One could even grant the press such skepticism: after all, why should it take government claims at face-value? The problem is that it does not direct any comparable skepticism toward the enemy. Skepticism ends at the water’s edge: hard questions for Bush, softballs for Ahmadenijad.
But it is the reporting on Hezbollah in the Times that testifies brilliantly to the collapse of journalistic ambition. Today’s article, “Relief Agencies Find Hezbollah Hard to Avoid,” is obviously politically motivated: its point is that the West should work with Hezbollah, since, so the article states, it is mainly a construction company, and this assertion is a de facto rebuttal to the administration’s regarding it as a terrorist organization. Hezbollah is, no doubt, also a construction company, but the journalists, Robert F. Worth and Hassan M. Fattah, evidently refrain from asking any difficult questions or probing below the surface. How does Hezbollah persuade them to bridle their professional curiosity?

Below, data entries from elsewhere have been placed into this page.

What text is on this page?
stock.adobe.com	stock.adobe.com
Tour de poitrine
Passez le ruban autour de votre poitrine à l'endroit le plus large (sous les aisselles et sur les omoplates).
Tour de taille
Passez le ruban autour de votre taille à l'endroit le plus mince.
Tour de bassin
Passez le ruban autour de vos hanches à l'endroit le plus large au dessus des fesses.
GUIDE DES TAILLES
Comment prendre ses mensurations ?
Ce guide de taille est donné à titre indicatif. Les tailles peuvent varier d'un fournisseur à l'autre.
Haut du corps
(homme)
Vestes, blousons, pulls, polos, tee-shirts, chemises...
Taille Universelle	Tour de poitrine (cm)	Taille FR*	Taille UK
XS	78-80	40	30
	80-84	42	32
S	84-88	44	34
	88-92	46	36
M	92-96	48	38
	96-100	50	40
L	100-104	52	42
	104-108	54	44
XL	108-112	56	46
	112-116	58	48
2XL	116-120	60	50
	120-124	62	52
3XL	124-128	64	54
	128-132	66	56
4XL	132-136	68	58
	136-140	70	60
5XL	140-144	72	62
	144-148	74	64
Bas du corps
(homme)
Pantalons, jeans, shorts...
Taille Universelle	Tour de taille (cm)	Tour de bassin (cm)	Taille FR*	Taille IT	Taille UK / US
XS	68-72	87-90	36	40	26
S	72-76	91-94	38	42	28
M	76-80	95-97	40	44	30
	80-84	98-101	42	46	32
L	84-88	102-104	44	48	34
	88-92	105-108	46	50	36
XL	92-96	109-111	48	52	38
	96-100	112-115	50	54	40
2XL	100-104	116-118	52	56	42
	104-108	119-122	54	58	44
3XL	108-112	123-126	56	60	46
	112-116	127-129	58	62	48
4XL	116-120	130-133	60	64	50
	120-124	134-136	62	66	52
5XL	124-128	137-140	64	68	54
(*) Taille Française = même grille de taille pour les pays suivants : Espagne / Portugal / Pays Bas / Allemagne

Here are some questions they might have explored:
Reports of grants to individuals have varied from $10,000 to $15,000. Which figure is right? Is the scope of aid dependent on political allegiance?
Today’s report claims that “1,700” volunteers have been mobilized to clear streets and dig ditches? How voluntarily was this “volunteering”? Did the reporters speak with any of the volunteer ditch-diggers?
Hezbollah claims that money is coming from wealthy Lebanese living abroad. Are these “donations” linked to any particular protection for their property in Lebanon?
Does Hezbollah help non-Muslims? What’s going on in the Christian and Druse areas?
If Hezbollah really does control all the reconstruction, what is the impact of this monopoly? Are there any independent contractors? What does Hezbollah do to prevent the emergence of any competition?
Finally, there have been plenty of news reports that Lebanon has signed on to “don’t ask, don’t tell”: the government will not move against Hezbollah’s arms, as long as Hezbollah agrees to keep them hidden. Are any of these reporters looking for those arms caches?
The list could go on. The sorry conclusion, however, is that the New York Times does not want to have its journalists ask questions that do not fit its editorial agenda. Moreover, in order to function in Lebanon, the journalists have—or so it seems—come to an agreement with Hezbollah as to what they may or may not write. Given the fate of the Fox journalists in Gaza, no wonder the Times reporters are so stalwartly neutral. The public sphere has turned into coordinated public relations.